— Скоро ни одной сухой нитки не останется, — уныло сказал Иван Иванович и, найдя взглядом Старшого, требовательно спросил: — Долго нам стоять тут?
Старшой не ответил. Да и что он мог ответить? А Ивана Ивановича прорвало — он принялся бранить погоду и тех, кто приказал выгрузиться и стоять под дождем, тогда, как можно было в теплушке посидеть, где хоть и холодно, но сухо. Ему никто не возражал и никто не поддакивал, и очень скоро его брань превратилась в обыкновенное брюзжание.
Иван Иванович брюзжал до тех пор, пока вдруг небо над лесом не окрасилось багровым всполохом и до нас не докатился раскат, похожий на гром. Я решил, что надвигается гроза, и, наверное, продолжал бы так думать, если бы Старшой не сказал с внезапным оживлением:
— Артподготовка!
Я хотел спросить, кто стреляет — мы или немцы, но он, опередив меня, уверенно добавил:
— Наши палят!
Через равные промежутки небо над лесом становилось малиново-дымным, над нашими головами прокатывался гул. Было немного жутковато от мысли, что передовая где-то совсем близко.
Лил дождь, небо озаряли всполохи, и очень скоро дождь, всполохи, темный лес — все это стало восприниматься как неизбежность. Шинель, гимнастерка, нательная рубаха промокли; я ощущал на плечах холодную, липкую влагу, боль в ступне то стихала, то появлялась снова; американские бутсы, производившие впечатление прочных, непромокаемых, оказались хуже решета — я чувствовал, как набухают, впитывая воду, портянки; в голове почему-то вертелись бабушкины слова: «Держи ноги в тепле, а голову в холоде». Я был убежден, что не погибну, старался не думать, каким — опасным или пустяковым — окажется ранение.

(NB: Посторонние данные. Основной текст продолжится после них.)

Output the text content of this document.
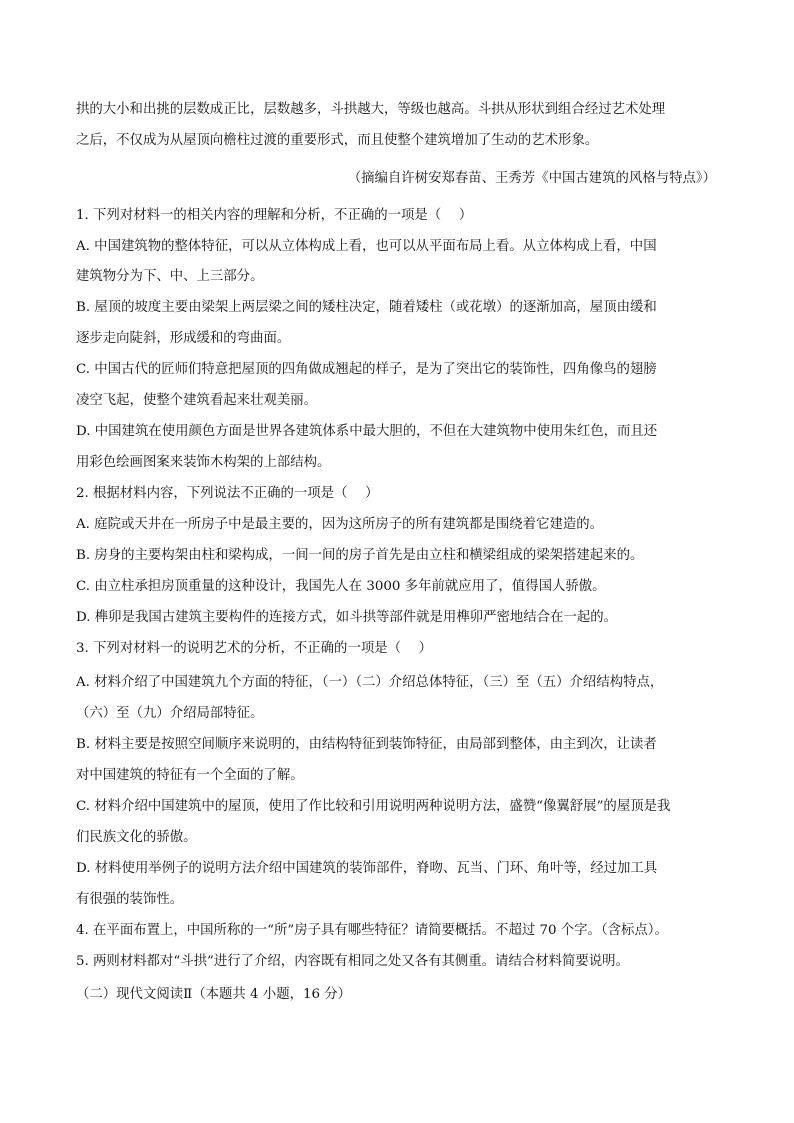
拱的大小和出挑的层数成正比，层数越多，斗拱越大，等级也越高。斗拱从形状到组合经过艺术处理
之后，不仅成为从屋顶向檐柱过渡的重要形式，而且使整个建筑增加了生动的艺术形象。
（摘编自许树安郑春苗、王秀芳《中国古建筑的风格与特点》）
1. 下列对材料一的相关内容的理解和分析，不正确的一项是（　 ）
A. 中国建筑物的整体特征，可以从立体构成上看，也可以从平面布局上看。从立体构成上看，中国
建筑物分为下、中、上三部分。
B. 屋顶的坡度主要由梁架上两层梁之间的矮柱决定，随着矮柱（或花墩）的逐渐加高，屋顶由缓和
逐步走向陡斜，形成缓和的弯曲面。
C. 中国古代的匠师们特意把屋顶的四角做成翘起的样子，是为了突出它的装饰性，四角像鸟的翅膀
凌空飞起，使整个建筑看起来壮观美丽。
D. 中国建筑在使用颜色方面是世界各建筑体系中最大胆的，不但在大建筑物中使用朱红色，而且还
用彩色绘画图案来装饰木构架的上部结构。
2. 根据材料内容，下列说法不正确的一项是（　 ）
A. 庭院或天井在一所房子中是最主要的，因为这所房子的所有建筑都是围绕着它建造的。
B. 房身的主要构架由柱和梁构成，一间一间的房子首先是由立柱和横梁组成的梁架搭建起来的。
C. 由立柱承担房顶重量的这种设计，我国先人在 3000 多年前就应用了，值得国人骄傲。
D. 榫卯是我国古建筑主要构件的连接方式，如斗拱等部件就是用榫卯严密地结合在一起的。
3. 下列对材料一的说明艺术的分析，不正确的一项是（　 ）
A. 材料介绍了中国建筑九个方面的特征，（一）（二）介绍总体特征，（三）至（五）介绍结构特点，
（六）至（九）介绍局部特征。
B. 材料主要是按照空间顺序来说明的，由结构特征到装饰特征，由局部到整体，由主到次，让读者
对中国建筑的特征有一个全面的了解。
C. 材料介绍中国建筑中的屋顶，使用了作比较和引用说明两种说明方法，盛赞“像翼舒展”的屋顶是我
们民族文化的骄傲。
D. 材料使用举例子的说明方法介绍中国建筑的装饰部件，脊吻、瓦当、门环、角叶等，经过加工具
有很强的装饰性。
4. 在平面布置上，中国所称的一“所”房子具有哪些特征？请简要概括。不超过 70 个字。（含标点）。
5. 两则材料都对“斗拱”进行了介绍，内容既有相同之处又各有其侧重。请结合材料简要说明。
（二）现代文阅读Ⅱ（本题共 4 小题，16 分）
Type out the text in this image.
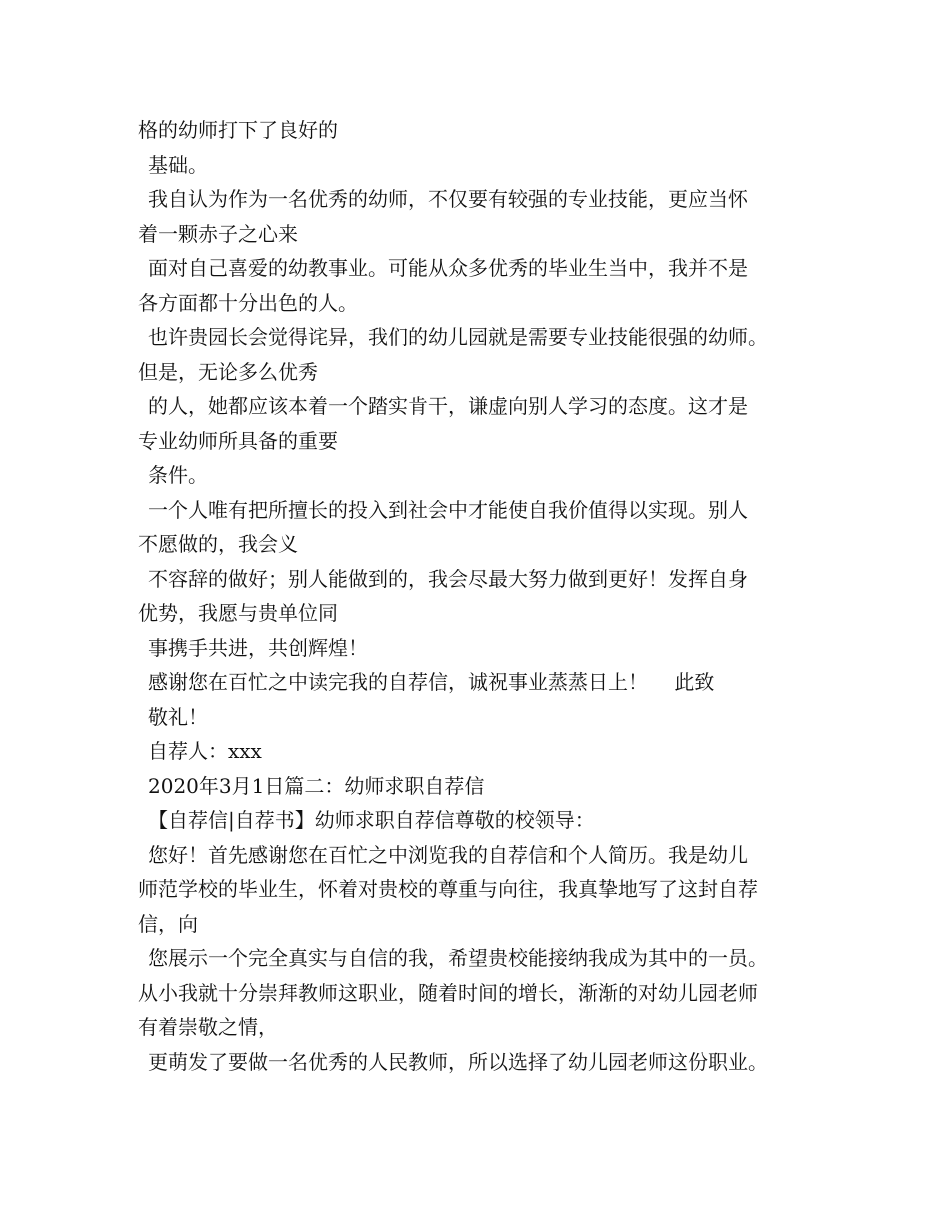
格的幼师打下了良好的
基础。
我自认为作为一名优秀的幼师，不仅要有较强的专业技能，更应当怀
着一颗赤子之心来
面对自己喜爱的幼教事业。可能从众多优秀的毕业生当中，我并不是
各方面都十分出色的人。
也许贵园长会觉得诧异，我们的幼儿园就是需要专业技能很强的幼师。
但是，无论多么优秀
的人，她都应该本着一个踏实肯干，谦虚向别人学习的态度。这才是
专业幼师所具备的重要
条件。
一个人唯有把所擅长的投入到社会中才能使自我价值得以实现。别人
不愿做的，我会义
不容辞的做好；别人能做到的，我会尽最大努力做到更好！发挥自身
优势，我愿与贵单位同
事携手共进，共创辉煌！
感谢您在百忙之中读完我的自荐信，诚祝事业蒸蒸日上！　 此致
敬礼！
自荐人：xxx
2020年3月1日篇二：幼师求职自荐信
【自荐信|自荐书】幼师求职自荐信尊敬的校领导：
您好！首先感谢您在百忙之中浏览我的自荐信和个人简历。我是幼儿
师范学校的毕业生，怀着对贵校的尊重与向往，我真挚地写了这封自荐
信，向
您展示一个完全真实与自信的我，希望贵校能接纳我成为其中的一员。
从小我就十分崇拜教师这职业，随着时间的增长，渐渐的对幼儿园老师
有着崇敬之情，
更萌发了要做一名优秀的人民教师，所以选择了幼儿园老师这份职业。
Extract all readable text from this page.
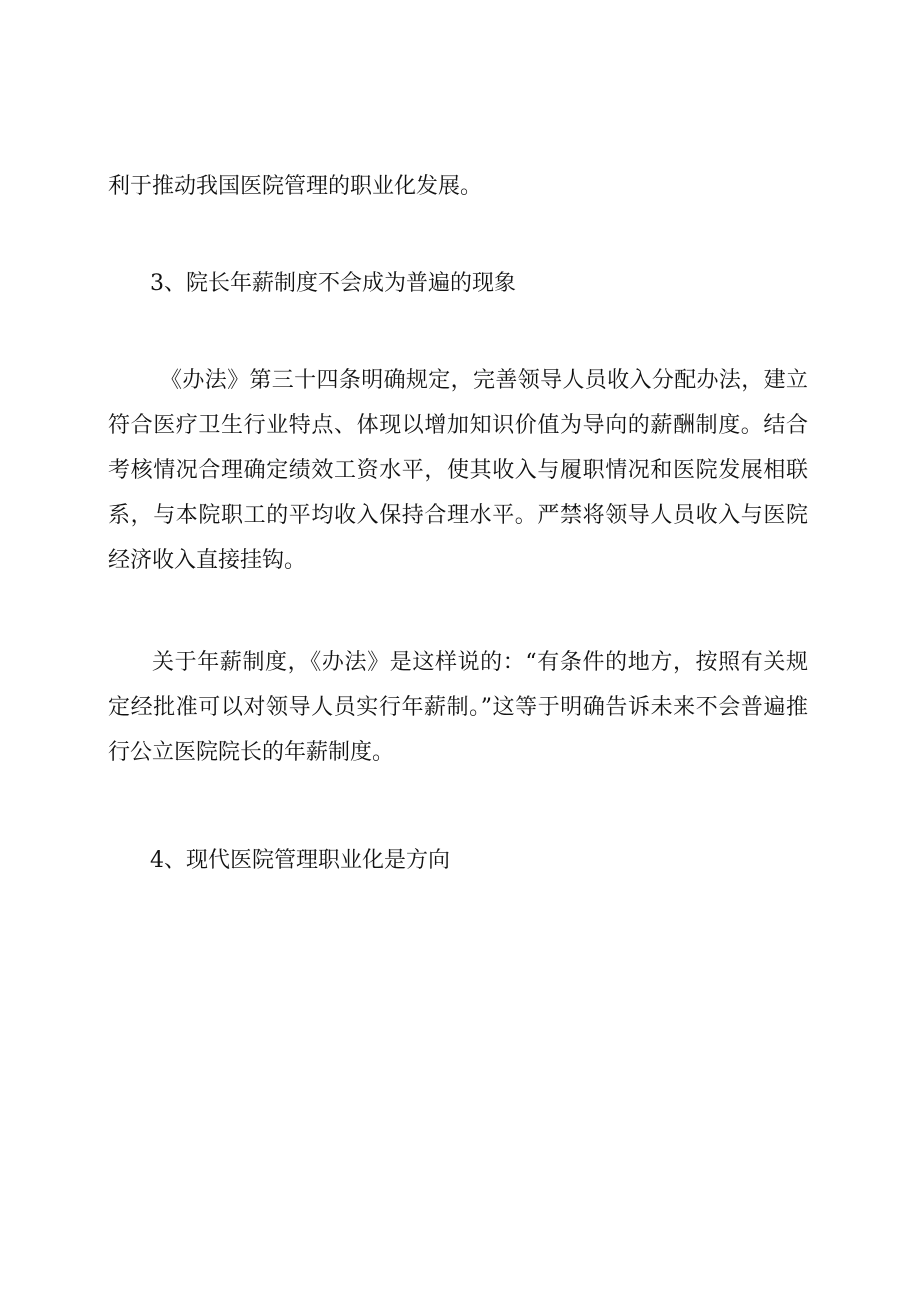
利于推动我国医院管理的职业化发展。
3、院长年薪制度不会成为普遍的现象
《办法》第三十四条明确规定，完善领导人员收入分配办法，建立符合医疗卫生行业特点、体现以增加知识价值为导向的薪酬制度。结合考核情况合理确定绩效工资水平，使其收入与履职情况和医院发展相联系，与本院职工的平均收入保持合理水平。严禁将领导人员收入与医院经济收入直接挂钩。
关于年薪制度，《办法》是这样说的：“有条件的地方，按照有关规定经批准可以对领导人员实行年薪制。”这等于明确告诉未来不会普遍推行公立医院院长的年薪制度。
4、现代医院管理职业化是方向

Я не видел в эти минуты уголовников и, признаться, не вспоминал о них, а вот лица Ивана Ивановича, Панюхина и стоявшего неподалеку Старшого остались в памяти. Старшой был спокоен. Держа двумя пальцами самокрутку, обращенную огоньком к ладони, он с наслаждением курил, изредка стряхивал мизинцем пепел, одобрительно кивал, когда гул над нашими головами густел. Панюхин ничем не выдавал своего волнения, но я был уверен — он волнуется так же, как и я. Иван Иванович продолжал озираться, что-то бормотал. Кинув под ноги чинарик, Старшой придавил его машинально движением ноги, после чего, повернувшись к Сухих, насмешливо спросил:
— Мандражишь?
Иван Иванович покашлял.
— Молюсь.
— Ну?
— Ей-богу, молюсь! Когда в первый раз на фронт прибыл, списал себе молитву — один человек дал. Листок с этой молитвой по рукам ходил. Пожилые люди ее охотно списывали, а те, что помоложе, скалились.
— И правильно делали!
— Не скажи… Заварушка такая была, что, как вспомню, волос дыбом встает. Сколько людей тогда погибло, а я вот помолился и уцелел.
— А потом деру дал?
Иван Иванович нехотя кивнул.
— Снова рванешь, если страх накатит?
— Теперь мне этого никак нельзя. На формировке политрук каждый день говорил, что я должен оправдать и смыть.
— Правильно! — сказал Старшой. — Лучше в штаны навали, но… — И он рассек рукой воздух.
Я боялся, что Старшой назовет меня маменькиным сынком или скажет что-нибудь еще, очень обидное, потому что никак не мог перебороть внезапно возникший страх. И вздрогнул, когда он вдруг положил на мое плечо руку. К моему удивлению, Старшой сказал совсем не то, чего я ждал.